Angela Freiberger (born 1953) is a Brazilian artist from Rio de Janeiro. She is best known for works that emphasize the relation between sculpture and performance.

==Biography==
In 1976, Freiberger received a Bachelor of Arts degree from the School of Fine Arts at the Federal University of Rio de Janeiro (UFRJ). In 1987 she studied computer graphics at the University of California in Los Angeles. In the early 1990s she lived in Italy and Portugal where she learned to sculpt in marble. In 2007 she earned an MFA from Stony Brook University, New York.
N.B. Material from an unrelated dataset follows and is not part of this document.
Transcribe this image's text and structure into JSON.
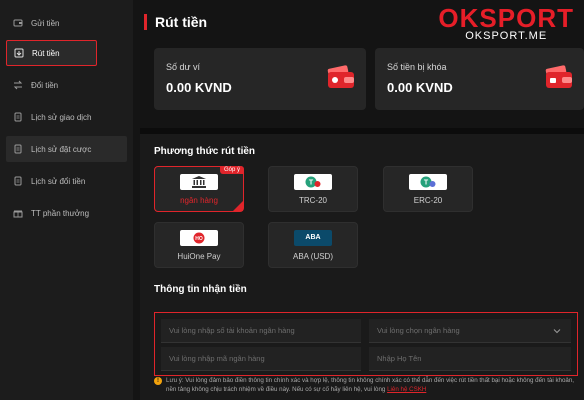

Freiberger was included in the Sixth Havana Biennial in 1997, the First Prospect New Orleans Biennial in 2008 and the Second Bronx Biennial at the Bronx Museum of the Arts, New York in 2010. Her installation Collection of Urinals (2001), was shown at Rio de Janeiro's Centro Cultural Oduvaldo Vianna Filho in 2002.

She was a reperformer in Marina Abramović's show "The Artist is Present" at the Museum of Modern Art in 2009.

== Works in permanent collections ==
Freiberger's work is part of the João Sattamini collection at Museu de Arte Contemporânea de Niterói in Rio de Janeiro and the Gilberto Chateaubriand collection at the Museum of Modern Art, Rio de Janeiro.

==Fellowships and residencies==
Freiberger received the Senior Fellowship from the Terra Foundation for American Art in 2010.

In 2012 Freiberger participated in "Hotel de Inmigrantes 2, Cosmopolitan Stranger," in Hasselt, Belgium, which ran at the same time as the Manifesta 9 biennial.